Un jeune étudiant, un de ceux surpris d’avoir eu son bac, s’étonne de voir que je connaisse des dates historiques que, lui, n’arrive pas à apprendre (ni mémoriser, ni comprendre).
– Mais comment faites-vous ?
– Je pars du principe que bien sûr je vais mémoriser ce que j’entends, je lis, je regarde.
– Ah oui, moi c’est le contraire.
– C’est-à-dire ?
– Je pense que je ne vais pas mémoriser ce qui ne m’intéresse pas. Ou que c’est trop à apprendre.
– Cela ne vous intéresse pas, ou bien est-ce une excuse derrière laquelle vous vous retranchez pour ne pas faire l’effort de mémoriser ?…
– Mais mémoriser ça devrait se faire tout seul !
– Vous confondez ici différents sujets : comprendre et mémoriser, enfance et adolescence, cerveau et conscience, entre autres choses.
– Ah bon.
– Mais cela fait déjà un moment que nous travaillons ensemble, ce n’est pas notre premier entretien. Aussi je vais vous livrer un secret. Si je mémorise facilement, c’est que je sais que je ne sais pas, loin de là. Aussi j’ai toujours soif de savoir. Les choses se font toutes seules comme vous dîtes. Si au contraire je mettais en avant toutes mes connaissances, je pourrais être suffisant. Dans ce cas, comment apprendre quelque chose de nouveau quand on pense déjà tout savoir ? C’est beaucoup plus difficile.
– C’est une blague : comment pouvez-vous croire que vous ne savez pas, vous connaissez déjà tant de choses.
– Non, c’est très sérieux. Plus on connait de choses, plus on s’aperçoit qu’il y a encore tout un monde à découvrir et explorer, tant de choses à inventer et à faire, tant d’actions à mener, tant de gens à rencontrer. Cela permet de garder l’esprit frais. Au contraire, croire que l’on sait, c’est s’enfermer dans son savoir, le cloisonner et le laisser croupir, s’isoler du monde, vivre dans la suffisance de soi. Et quand le monde frappe à notre porte, il le fait toujours, nous sommes bien embêtés d’être obligé d’ouvrir notre porte ou notre fenêtre sur l’extérieur. Nous devons alors déployer une énergie immense pour accepter que nous devons apprendre. Et cet apprentissage nous demandera beaucoup d’énergie.

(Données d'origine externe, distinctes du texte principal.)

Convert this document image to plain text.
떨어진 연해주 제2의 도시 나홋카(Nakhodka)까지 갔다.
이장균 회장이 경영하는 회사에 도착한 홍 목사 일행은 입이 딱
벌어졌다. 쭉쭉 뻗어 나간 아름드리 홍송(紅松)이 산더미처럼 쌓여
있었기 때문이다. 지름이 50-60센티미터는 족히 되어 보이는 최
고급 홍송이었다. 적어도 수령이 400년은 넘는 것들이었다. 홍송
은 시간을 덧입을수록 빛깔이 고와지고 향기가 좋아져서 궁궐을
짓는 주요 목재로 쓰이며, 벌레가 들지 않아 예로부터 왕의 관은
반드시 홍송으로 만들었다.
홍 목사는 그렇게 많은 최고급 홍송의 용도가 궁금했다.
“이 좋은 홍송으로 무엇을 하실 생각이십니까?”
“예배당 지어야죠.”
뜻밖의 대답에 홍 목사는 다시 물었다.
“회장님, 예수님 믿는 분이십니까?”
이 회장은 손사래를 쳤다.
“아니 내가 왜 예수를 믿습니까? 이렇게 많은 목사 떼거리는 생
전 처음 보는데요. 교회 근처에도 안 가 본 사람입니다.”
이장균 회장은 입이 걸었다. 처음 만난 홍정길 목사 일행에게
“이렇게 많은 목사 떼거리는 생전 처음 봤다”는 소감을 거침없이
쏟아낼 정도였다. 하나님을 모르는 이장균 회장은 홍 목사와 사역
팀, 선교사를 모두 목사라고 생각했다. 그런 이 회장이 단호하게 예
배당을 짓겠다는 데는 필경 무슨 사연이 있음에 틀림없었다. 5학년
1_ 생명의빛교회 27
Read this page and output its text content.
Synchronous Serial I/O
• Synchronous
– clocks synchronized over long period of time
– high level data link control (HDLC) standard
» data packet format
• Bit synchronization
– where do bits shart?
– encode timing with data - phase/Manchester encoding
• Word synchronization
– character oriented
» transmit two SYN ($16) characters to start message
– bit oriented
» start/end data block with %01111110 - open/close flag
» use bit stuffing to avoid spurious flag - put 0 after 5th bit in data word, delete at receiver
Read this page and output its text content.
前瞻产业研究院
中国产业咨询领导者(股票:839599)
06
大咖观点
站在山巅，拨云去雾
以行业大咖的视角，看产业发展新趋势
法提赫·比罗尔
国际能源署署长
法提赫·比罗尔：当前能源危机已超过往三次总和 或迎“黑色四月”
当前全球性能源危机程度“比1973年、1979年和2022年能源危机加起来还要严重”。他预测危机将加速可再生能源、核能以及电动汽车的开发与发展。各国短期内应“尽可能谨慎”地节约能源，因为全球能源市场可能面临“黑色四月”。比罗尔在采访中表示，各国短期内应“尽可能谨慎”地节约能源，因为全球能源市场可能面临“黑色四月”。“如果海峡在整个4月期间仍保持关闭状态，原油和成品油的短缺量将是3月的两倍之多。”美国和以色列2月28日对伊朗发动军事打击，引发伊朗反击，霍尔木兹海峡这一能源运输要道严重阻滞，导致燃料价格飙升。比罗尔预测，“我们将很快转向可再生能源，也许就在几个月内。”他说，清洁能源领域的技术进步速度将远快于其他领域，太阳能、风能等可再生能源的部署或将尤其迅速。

– C’est aussi simple que cela.
– Oui, l’attitude d’esprit donne le ton, et le reste suit. Si vous vous imaginez au-dessus de tout, apprendre quoi que ce soit vous oblige à vous baisser. Si au contraire vous imaginez la connaissance plus grande que vous, vous n’avez qu’à vous tenir debout sous elle pour la comprendre : elle coule de source, elle tombe comme une pluie de printemps sur une terre assoiffée. En anglais d’ailleurs comprendre, c’est se tenir debout — stand — dessous — under : understand.
– Je vais y réfléchir…
Ce jeune illustre un des défauts de sa génération : la suffisance. Comment admettre son ignorance ou sa faiblesse quand une cour d’amis vous admire sur les réseaux sociaux ?… Quand il suffit de cliquer pour trouver une erreur dans le discours d’un prof ?
C’est le même défaut en dialogue pédagogique : si nous croyons tout savoir de l’autre, qu’apprendrons-nous de lui ?… Si au contraire nous admettons notre inévitable ignorance, notre écoute sera guidée par ses paroles. Sa cohérence interne nous apparaîtra avec toujours plus de clarté sans les ornières de nos préjugés.